Altered neurite growth in E13.5 rag2^−/−, SCID, and polμ^−/− cultured retinal cells. E13.5 dissociated retinal cells from the indicated mouse genotypes were cultured on surfaces pretreated with polyornithine and laminin. Neurons and their neurites were visualized by TUJ-1 immunostaining and classified based on trajectory as straight (e), self-contacting (a), or with abrupt changes in their directionality (b), and plotted by typology (c,d). Neurite length (e) was measured in retinal cells from rag2^−/−, polμ^−/−, and SCID mutant mice after culture for 18 hours and compared with that of WT counterparts (WT1-C57BL/6; WT2-Balb/C; WT3-C57BL/10) (n > 100 cells) (f).

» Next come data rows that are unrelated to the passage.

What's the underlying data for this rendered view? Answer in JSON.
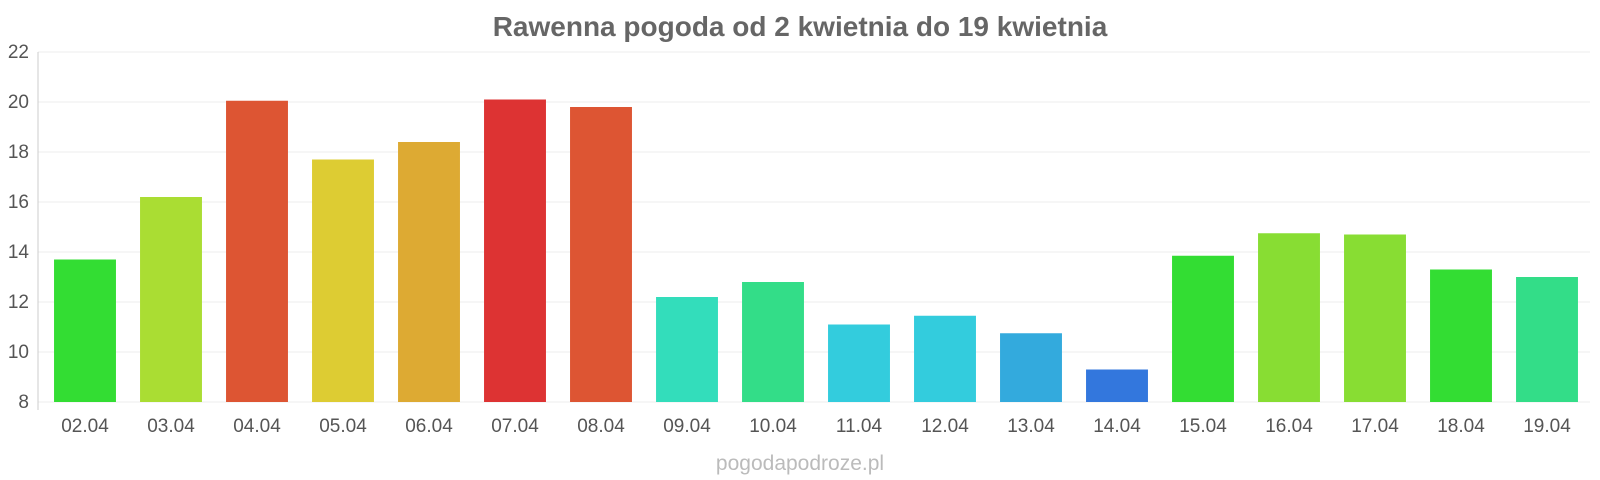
{
  "chart_data": {
    "type": "bar",
    "title": "Rawenna pogoda od 2 kwietnia do 19 kwietnia",
    "xlabel": "",
    "ylabel": "",
    "categories": [
      "02.04",
      "03.04",
      "04.04",
      "05.04",
      "06.04",
      "07.04",
      "08.04",
      "09.04",
      "10.04",
      "11.04",
      "12.04",
      "13.04",
      "14.04",
      "15.04",
      "16.04",
      "17.04",
      "18.04",
      "19.04"
    ],
    "values": [
      13.7,
      16.2,
      20.05,
      17.7,
      18.4,
      20.1,
      19.8,
      12.2,
      12.8,
      11.1,
      11.45,
      10.75,
      9.3,
      13.85,
      14.75,
      14.7,
      13.3,
      13.0
    ],
    "colors": [
      "#33dd33",
      "#aadd33",
      "#dd5533",
      "#ddcc33",
      "#ddaa33",
      "#dd3333",
      "#dd5533",
      "#33ddbb",
      "#33dd88",
      "#33ccdd",
      "#33ccdd",
      "#33aadd",
      "#3377dd",
      "#33dd33",
      "#88dd33",
      "#88dd33",
      "#33dd33",
      "#33dd88"
    ],
    "ylim": [
      8,
      22
    ],
    "yticks": [
      "8",
      "10",
      "12",
      "14",
      "16",
      "18",
      "20",
      "22"
    ],
    "grid": true,
    "legend": "none"
  },
  "watermark": "pogodapodroze.pl"
}
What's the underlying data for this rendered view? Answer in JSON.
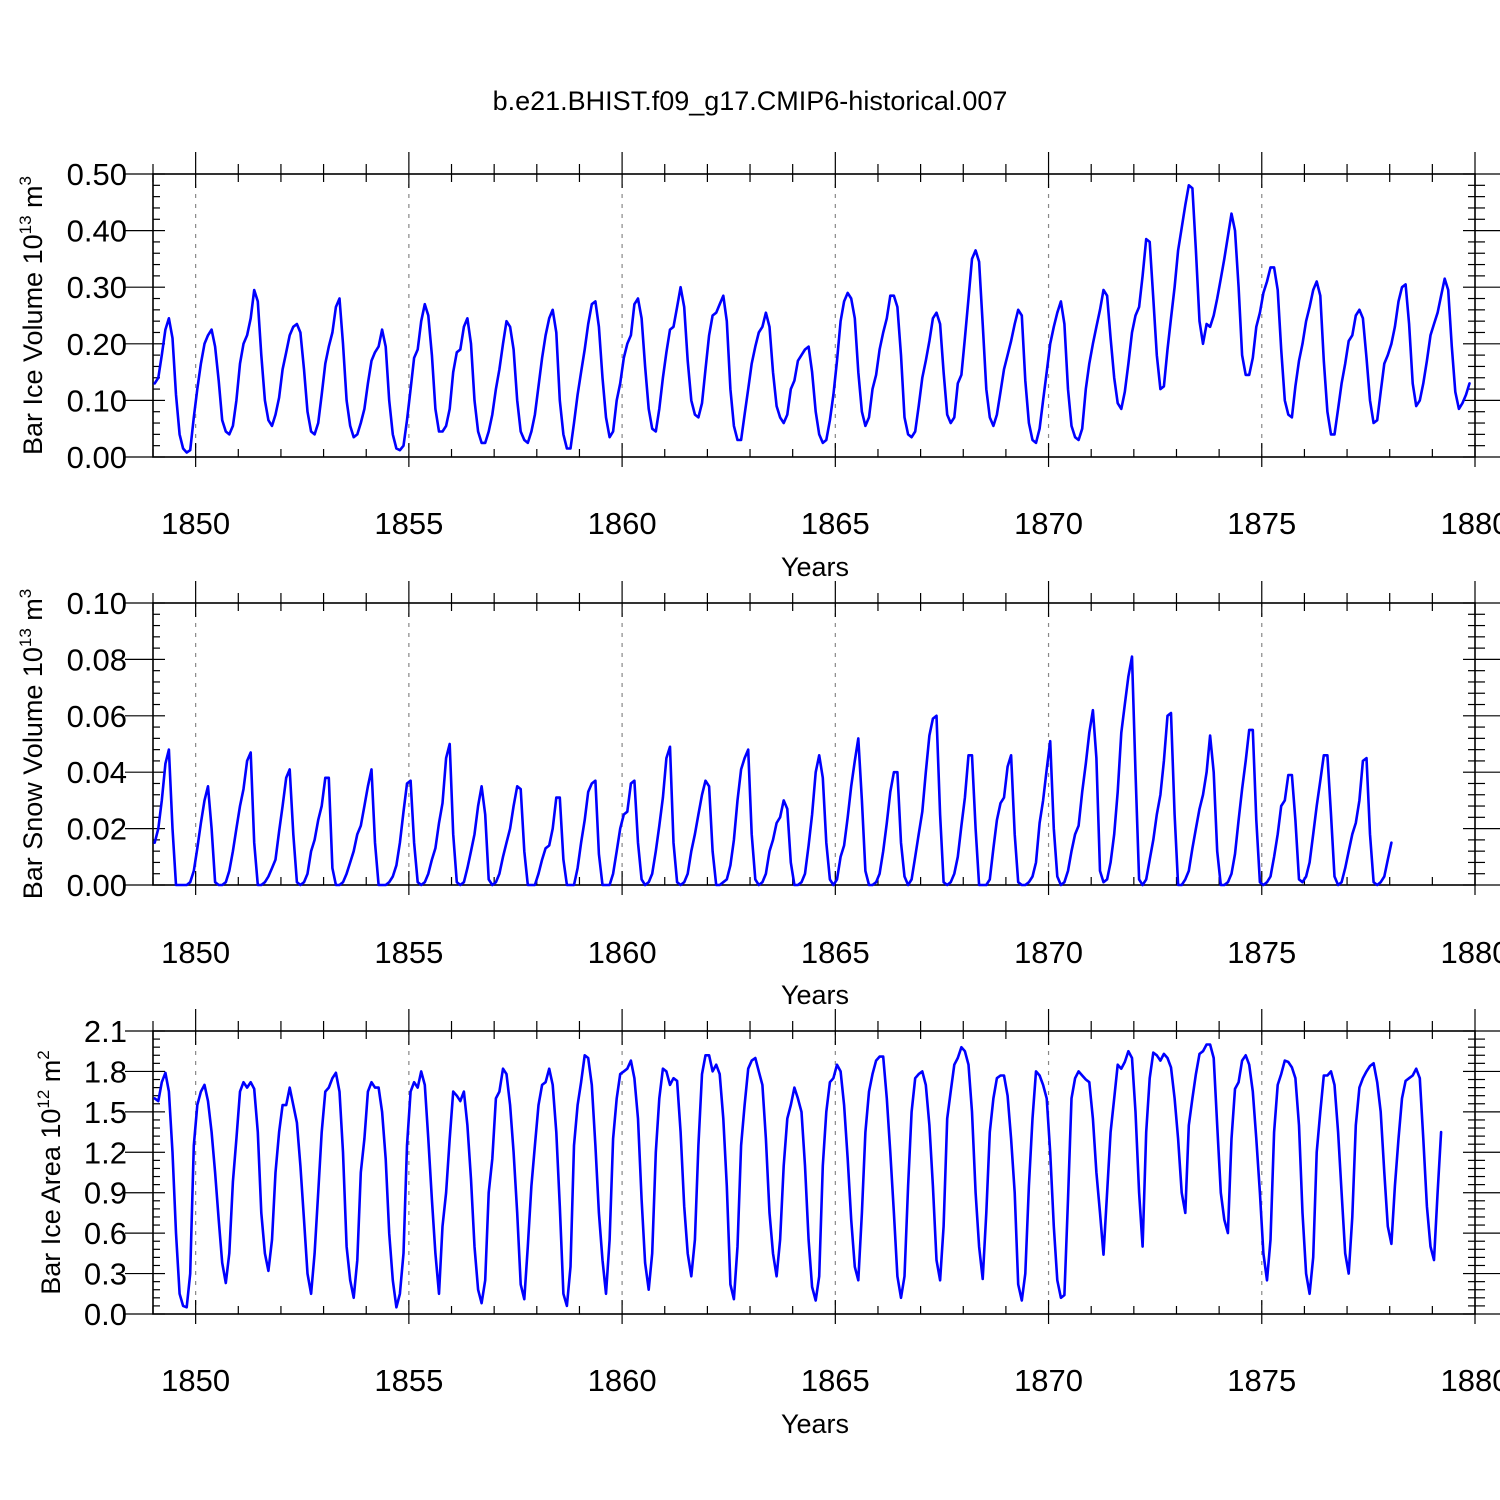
{
  "title": "b.e21.BHIST.f09_g17.CMIP6-historical.007",
  "colors": {
    "line": "#0000ff",
    "axis": "#000000",
    "grid": "#888888"
  },
  "chart_data": [
    {
      "type": "line",
      "name": "ice-volume",
      "ylabel": "Bar Ice Volume 10",
      "ylabel_exp": "13",
      "ylabel_unit": "m",
      "ylabel_unit_exp": "3",
      "xlabel": "Years",
      "xlim": [
        1849,
        1880
      ],
      "ylim": [
        0,
        0.5
      ],
      "xticks": [
        1850,
        1855,
        1860,
        1865,
        1870,
        1875,
        1880
      ],
      "xtick_labels": [
        "1850",
        "1855",
        "1860",
        "1865",
        "1870",
        "1875",
        "1880"
      ],
      "yticks": [
        0,
        0.1,
        0.2,
        0.3,
        0.4,
        0.5
      ],
      "ytick_labels": [
        "0.00",
        "0.10",
        "0.20",
        "0.30",
        "0.40",
        "0.50"
      ],
      "grid_x": true,
      "x_start": 1849.04,
      "x_step": 0.08333,
      "values": [
        0.13,
        0.14,
        0.18,
        0.225,
        0.245,
        0.21,
        0.11,
        0.04,
        0.015,
        0.008,
        0.012,
        0.07,
        0.12,
        0.165,
        0.2,
        0.215,
        0.225,
        0.195,
        0.135,
        0.065,
        0.045,
        0.04,
        0.055,
        0.1,
        0.165,
        0.2,
        0.215,
        0.245,
        0.295,
        0.275,
        0.18,
        0.1,
        0.065,
        0.055,
        0.075,
        0.105,
        0.155,
        0.185,
        0.215,
        0.23,
        0.235,
        0.22,
        0.155,
        0.08,
        0.045,
        0.04,
        0.06,
        0.11,
        0.165,
        0.195,
        0.22,
        0.265,
        0.28,
        0.2,
        0.1,
        0.055,
        0.035,
        0.04,
        0.06,
        0.085,
        0.13,
        0.17,
        0.185,
        0.195,
        0.225,
        0.195,
        0.1,
        0.04,
        0.015,
        0.012,
        0.02,
        0.065,
        0.12,
        0.175,
        0.19,
        0.24,
        0.27,
        0.25,
        0.18,
        0.085,
        0.045,
        0.045,
        0.055,
        0.085,
        0.15,
        0.185,
        0.19,
        0.23,
        0.245,
        0.2,
        0.1,
        0.045,
        0.025,
        0.025,
        0.045,
        0.075,
        0.12,
        0.155,
        0.2,
        0.24,
        0.23,
        0.19,
        0.1,
        0.045,
        0.03,
        0.025,
        0.045,
        0.075,
        0.125,
        0.175,
        0.215,
        0.245,
        0.26,
        0.22,
        0.1,
        0.04,
        0.015,
        0.015,
        0.06,
        0.11,
        0.15,
        0.19,
        0.235,
        0.27,
        0.275,
        0.23,
        0.14,
        0.07,
        0.035,
        0.045,
        0.1,
        0.13,
        0.175,
        0.2,
        0.215,
        0.27,
        0.28,
        0.245,
        0.16,
        0.085,
        0.05,
        0.045,
        0.085,
        0.14,
        0.185,
        0.225,
        0.23,
        0.265,
        0.3,
        0.265,
        0.17,
        0.1,
        0.075,
        0.07,
        0.095,
        0.155,
        0.215,
        0.25,
        0.255,
        0.27,
        0.285,
        0.24,
        0.12,
        0.055,
        0.03,
        0.03,
        0.075,
        0.12,
        0.165,
        0.195,
        0.22,
        0.23,
        0.255,
        0.23,
        0.15,
        0.09,
        0.07,
        0.06,
        0.075,
        0.12,
        0.135,
        0.17,
        0.18,
        0.19,
        0.195,
        0.15,
        0.08,
        0.04,
        0.025,
        0.03,
        0.065,
        0.11,
        0.17,
        0.24,
        0.275,
        0.29,
        0.28,
        0.245,
        0.15,
        0.08,
        0.055,
        0.07,
        0.12,
        0.145,
        0.19,
        0.22,
        0.245,
        0.285,
        0.285,
        0.265,
        0.18,
        0.07,
        0.04,
        0.035,
        0.045,
        0.09,
        0.14,
        0.17,
        0.205,
        0.245,
        0.255,
        0.235,
        0.15,
        0.075,
        0.06,
        0.07,
        0.13,
        0.145,
        0.21,
        0.28,
        0.35,
        0.365,
        0.345,
        0.235,
        0.12,
        0.07,
        0.055,
        0.075,
        0.115,
        0.155,
        0.18,
        0.205,
        0.235,
        0.26,
        0.25,
        0.135,
        0.06,
        0.03,
        0.025,
        0.05,
        0.1,
        0.15,
        0.2,
        0.23,
        0.255,
        0.275,
        0.235,
        0.12,
        0.055,
        0.035,
        0.03,
        0.05,
        0.12,
        0.165,
        0.2,
        0.23,
        0.26,
        0.295,
        0.285,
        0.21,
        0.14,
        0.095,
        0.085,
        0.115,
        0.165,
        0.22,
        0.25,
        0.265,
        0.32,
        0.385,
        0.38,
        0.28,
        0.18,
        0.12,
        0.125,
        0.19,
        0.245,
        0.3,
        0.365,
        0.405,
        0.445,
        0.48,
        0.475,
        0.365,
        0.24,
        0.2,
        0.235,
        0.23,
        0.25,
        0.28,
        0.315,
        0.35,
        0.39,
        0.43,
        0.4,
        0.3,
        0.18,
        0.145,
        0.145,
        0.175,
        0.23,
        0.255,
        0.29,
        0.31,
        0.335,
        0.335,
        0.295,
        0.19,
        0.1,
        0.075,
        0.07,
        0.125,
        0.17,
        0.2,
        0.24,
        0.265,
        0.295,
        0.31,
        0.285,
        0.17,
        0.08,
        0.04,
        0.04,
        0.085,
        0.13,
        0.165,
        0.205,
        0.215,
        0.25,
        0.26,
        0.245,
        0.175,
        0.1,
        0.06,
        0.065,
        0.115,
        0.165,
        0.18,
        0.2,
        0.23,
        0.275,
        0.3,
        0.305,
        0.235,
        0.13,
        0.09,
        0.1,
        0.13,
        0.17,
        0.215,
        0.235,
        0.255,
        0.285,
        0.315,
        0.295,
        0.195,
        0.115,
        0.085,
        0.095,
        0.11,
        0.13
      ]
    },
    {
      "type": "line",
      "name": "snow-volume",
      "ylabel": "Bar Snow Volume 10",
      "ylabel_exp": "13",
      "ylabel_unit": "m",
      "ylabel_unit_exp": "3",
      "xlabel": "Years",
      "xlim": [
        1849,
        1880
      ],
      "ylim": [
        0,
        0.1
      ],
      "xticks": [
        1850,
        1855,
        1860,
        1865,
        1870,
        1875,
        1880
      ],
      "xtick_labels": [
        "1850",
        "1855",
        "1860",
        "1865",
        "1870",
        "1875",
        "1880"
      ],
      "yticks": [
        0,
        0.02,
        0.04,
        0.06,
        0.08,
        0.1
      ],
      "ytick_labels": [
        "0.00",
        "0.02",
        "0.04",
        "0.06",
        "0.08",
        "0.10"
      ],
      "grid_x": true,
      "x_start": 1849.04,
      "x_step": 0.08333,
      "values": [
        0.015,
        0.02,
        0.03,
        0.043,
        0.048,
        0.02,
        0,
        0,
        0,
        0,
        0.001,
        0.005,
        0.013,
        0.022,
        0.03,
        0.035,
        0.02,
        0.001,
        0,
        0,
        0.001,
        0.005,
        0.012,
        0.02,
        0.028,
        0.034,
        0.044,
        0.047,
        0.015,
        0,
        0,
        0.001,
        0.003,
        0.006,
        0.009,
        0.019,
        0.028,
        0.038,
        0.041,
        0.018,
        0.001,
        0,
        0.001,
        0.004,
        0.012,
        0.016,
        0.023,
        0.028,
        0.038,
        0.038,
        0.006,
        0,
        0,
        0.001,
        0.004,
        0.008,
        0.012,
        0.018,
        0.021,
        0.028,
        0.035,
        0.041,
        0.015,
        0,
        0,
        0,
        0.001,
        0.003,
        0.007,
        0.015,
        0.026,
        0.036,
        0.037,
        0.015,
        0.001,
        0,
        0.001,
        0.004,
        0.009,
        0.013,
        0.022,
        0.029,
        0.045,
        0.05,
        0.018,
        0.001,
        0,
        0.001,
        0.006,
        0.012,
        0.018,
        0.028,
        0.035,
        0.025,
        0.002,
        0,
        0.001,
        0.004,
        0.01,
        0.015,
        0.02,
        0.028,
        0.035,
        0.034,
        0.012,
        0,
        0,
        0,
        0.004,
        0.009,
        0.013,
        0.014,
        0.02,
        0.031,
        0.031,
        0.009,
        0,
        0,
        0,
        0.006,
        0.015,
        0.023,
        0.033,
        0.036,
        0.037,
        0.011,
        0,
        0,
        0,
        0.004,
        0.012,
        0.02,
        0.025,
        0.026,
        0.036,
        0.037,
        0.015,
        0.002,
        0,
        0.001,
        0.004,
        0.012,
        0.021,
        0.031,
        0.045,
        0.049,
        0.015,
        0.001,
        0,
        0.001,
        0.004,
        0.012,
        0.018,
        0.025,
        0.032,
        0.037,
        0.035,
        0.012,
        0,
        0,
        0.001,
        0.002,
        0.007,
        0.016,
        0.03,
        0.041,
        0.045,
        0.048,
        0.018,
        0.002,
        0,
        0.001,
        0.004,
        0.012,
        0.016,
        0.022,
        0.024,
        0.03,
        0.027,
        0.008,
        0,
        0,
        0.001,
        0.004,
        0.014,
        0.025,
        0.04,
        0.046,
        0.038,
        0.015,
        0.002,
        0,
        0.002,
        0.01,
        0.014,
        0.024,
        0.035,
        0.044,
        0.052,
        0.03,
        0.005,
        0,
        0,
        0.001,
        0.004,
        0.012,
        0.022,
        0.033,
        0.04,
        0.04,
        0.015,
        0.003,
        0,
        0.002,
        0.01,
        0.018,
        0.026,
        0.04,
        0.053,
        0.059,
        0.06,
        0.025,
        0.001,
        0,
        0.001,
        0.004,
        0.01,
        0.021,
        0.031,
        0.046,
        0.046,
        0.02,
        0,
        0,
        0,
        0.002,
        0.013,
        0.023,
        0.029,
        0.031,
        0.042,
        0.046,
        0.018,
        0.001,
        0,
        0,
        0.001,
        0.003,
        0.008,
        0.022,
        0.03,
        0.041,
        0.051,
        0.02,
        0.003,
        0,
        0.001,
        0.005,
        0.012,
        0.018,
        0.021,
        0.033,
        0.043,
        0.054,
        0.062,
        0.045,
        0.005,
        0.001,
        0.002,
        0.008,
        0.018,
        0.033,
        0.054,
        0.064,
        0.074,
        0.081,
        0.04,
        0.002,
        0,
        0.002,
        0.009,
        0.016,
        0.025,
        0.032,
        0.044,
        0.06,
        0.061,
        0.025,
        0,
        0,
        0.002,
        0.005,
        0.013,
        0.02,
        0.027,
        0.032,
        0.04,
        0.053,
        0.04,
        0.012,
        0,
        0,
        0.001,
        0.004,
        0.011,
        0.023,
        0.034,
        0.044,
        0.055,
        0.055,
        0.023,
        0.001,
        0,
        0.001,
        0.003,
        0.01,
        0.018,
        0.028,
        0.03,
        0.039,
        0.039,
        0.023,
        0.002,
        0.001,
        0.003,
        0.008,
        0.018,
        0.028,
        0.037,
        0.046,
        0.046,
        0.025,
        0.003,
        0,
        0.001,
        0.006,
        0.012,
        0.018,
        0.022,
        0.03,
        0.044,
        0.045,
        0.018,
        0.001,
        0,
        0.001,
        0.003,
        0.009,
        0.015
      ]
    },
    {
      "type": "line",
      "name": "ice-area",
      "ylabel": "Bar Ice Area 10",
      "ylabel_exp": "12",
      "ylabel_unit": "m",
      "ylabel_unit_exp": "2",
      "xlabel": "Years",
      "xlim": [
        1849,
        1880
      ],
      "ylim": [
        0,
        2.1
      ],
      "xticks": [
        1850,
        1855,
        1860,
        1865,
        1870,
        1875,
        1880
      ],
      "xtick_labels": [
        "1850",
        "1855",
        "1860",
        "1865",
        "1870",
        "1875",
        "1880"
      ],
      "yticks": [
        0,
        0.3,
        0.6,
        0.9,
        1.2,
        1.5,
        1.8,
        2.1
      ],
      "ytick_labels": [
        "0.0",
        "0.3",
        "0.6",
        "0.9",
        "1.2",
        "1.5",
        "1.8",
        "2.1"
      ],
      "grid_x": true,
      "x_start": 1849.04,
      "x_step": 0.08333,
      "values": [
        1.6,
        1.58,
        1.72,
        1.79,
        1.65,
        1.2,
        0.6,
        0.15,
        0.06,
        0.05,
        0.3,
        1.25,
        1.55,
        1.65,
        1.7,
        1.58,
        1.35,
        1.05,
        0.7,
        0.38,
        0.23,
        0.45,
        0.98,
        1.3,
        1.65,
        1.72,
        1.68,
        1.72,
        1.67,
        1.35,
        0.75,
        0.45,
        0.32,
        0.55,
        1.05,
        1.35,
        1.55,
        1.55,
        1.68,
        1.55,
        1.42,
        1.1,
        0.7,
        0.3,
        0.15,
        0.45,
        0.9,
        1.35,
        1.65,
        1.68,
        1.75,
        1.79,
        1.65,
        1.2,
        0.5,
        0.25,
        0.12,
        0.4,
        1.05,
        1.3,
        1.65,
        1.72,
        1.68,
        1.68,
        1.5,
        1.15,
        0.6,
        0.25,
        0.05,
        0.15,
        0.45,
        1.25,
        1.65,
        1.72,
        1.68,
        1.8,
        1.7,
        1.3,
        0.85,
        0.45,
        0.15,
        0.65,
        0.9,
        1.3,
        1.65,
        1.62,
        1.58,
        1.65,
        1.4,
        1.0,
        0.5,
        0.18,
        0.08,
        0.25,
        0.9,
        1.15,
        1.6,
        1.65,
        1.82,
        1.78,
        1.55,
        1.2,
        0.75,
        0.22,
        0.11,
        0.5,
        0.95,
        1.25,
        1.55,
        1.7,
        1.72,
        1.82,
        1.7,
        1.35,
        0.8,
        0.15,
        0.06,
        0.35,
        1.25,
        1.55,
        1.72,
        1.92,
        1.9,
        1.7,
        1.25,
        0.75,
        0.4,
        0.15,
        0.55,
        1.3,
        1.6,
        1.78,
        1.8,
        1.82,
        1.88,
        1.75,
        1.45,
        0.85,
        0.38,
        0.18,
        0.45,
        1.2,
        1.6,
        1.82,
        1.8,
        1.7,
        1.75,
        1.73,
        1.35,
        0.8,
        0.45,
        0.28,
        0.55,
        1.25,
        1.78,
        1.92,
        1.92,
        1.8,
        1.85,
        1.78,
        1.45,
        0.95,
        0.22,
        0.11,
        0.5,
        1.25,
        1.55,
        1.82,
        1.88,
        1.9,
        1.8,
        1.7,
        1.3,
        0.75,
        0.45,
        0.28,
        0.55,
        1.1,
        1.45,
        1.55,
        1.68,
        1.6,
        1.5,
        1.1,
        0.55,
        0.2,
        0.1,
        0.28,
        1.1,
        1.5,
        1.72,
        1.75,
        1.85,
        1.8,
        1.55,
        1.15,
        0.7,
        0.35,
        0.25,
        0.75,
        1.35,
        1.65,
        1.78,
        1.88,
        1.91,
        1.91,
        1.6,
        1.2,
        0.75,
        0.28,
        0.12,
        0.28,
        0.95,
        1.5,
        1.75,
        1.78,
        1.8,
        1.7,
        1.4,
        0.95,
        0.4,
        0.25,
        0.65,
        1.45,
        1.65,
        1.85,
        1.9,
        1.98,
        1.95,
        1.85,
        1.5,
        0.9,
        0.5,
        0.26,
        0.75,
        1.35,
        1.6,
        1.75,
        1.77,
        1.77,
        1.62,
        1.3,
        0.9,
        0.22,
        0.1,
        0.3,
        0.95,
        1.45,
        1.8,
        1.77,
        1.7,
        1.6,
        1.2,
        0.65,
        0.25,
        0.12,
        0.14,
        0.85,
        1.6,
        1.75,
        1.8,
        1.77,
        1.74,
        1.72,
        1.45,
        1.05,
        0.75,
        0.44,
        0.9,
        1.35,
        1.6,
        1.85,
        1.82,
        1.87,
        1.95,
        1.9,
        1.5,
        0.9,
        0.5,
        1.35,
        1.75,
        1.94,
        1.92,
        1.88,
        1.93,
        1.9,
        1.83,
        1.6,
        1.3,
        0.9,
        0.75,
        1.4,
        1.6,
        1.78,
        1.93,
        1.95,
        2.0,
        2.0,
        1.9,
        1.4,
        0.9,
        0.7,
        0.6,
        1.3,
        1.67,
        1.72,
        1.88,
        1.92,
        1.85,
        1.65,
        1.3,
        0.9,
        0.45,
        0.25,
        0.55,
        1.35,
        1.7,
        1.78,
        1.88,
        1.87,
        1.83,
        1.75,
        1.4,
        0.75,
        0.3,
        0.15,
        0.42,
        1.2,
        1.5,
        1.77,
        1.77,
        1.8,
        1.7,
        1.35,
        0.9,
        0.45,
        0.3,
        0.72,
        1.4,
        1.68,
        1.75,
        1.8,
        1.84,
        1.86,
        1.72,
        1.5,
        1.05,
        0.65,
        0.52,
        0.95,
        1.3,
        1.6,
        1.73,
        1.75,
        1.77,
        1.82,
        1.75,
        1.3,
        0.8,
        0.5,
        0.4,
        0.9,
        1.35
      ]
    }
  ]
}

The total percentage of neurites exhibiting alterations in directionality was determined in retinal cultures from the 3 mutant mice and compared with that observed in corresponding WT controls (n > 100 cells) (g). Percentages in c, d and g refer to the number of TUJ-1⁺ cells emitting neurites. Histograms show the mean ± SEM. *P < 0.05, **P < 0.01, **P < 0.001 vs. corresponding controls. Individual values are depicted as circles (WT) and squares (mutant mice). Scale bar, 10 µm in a, b and e.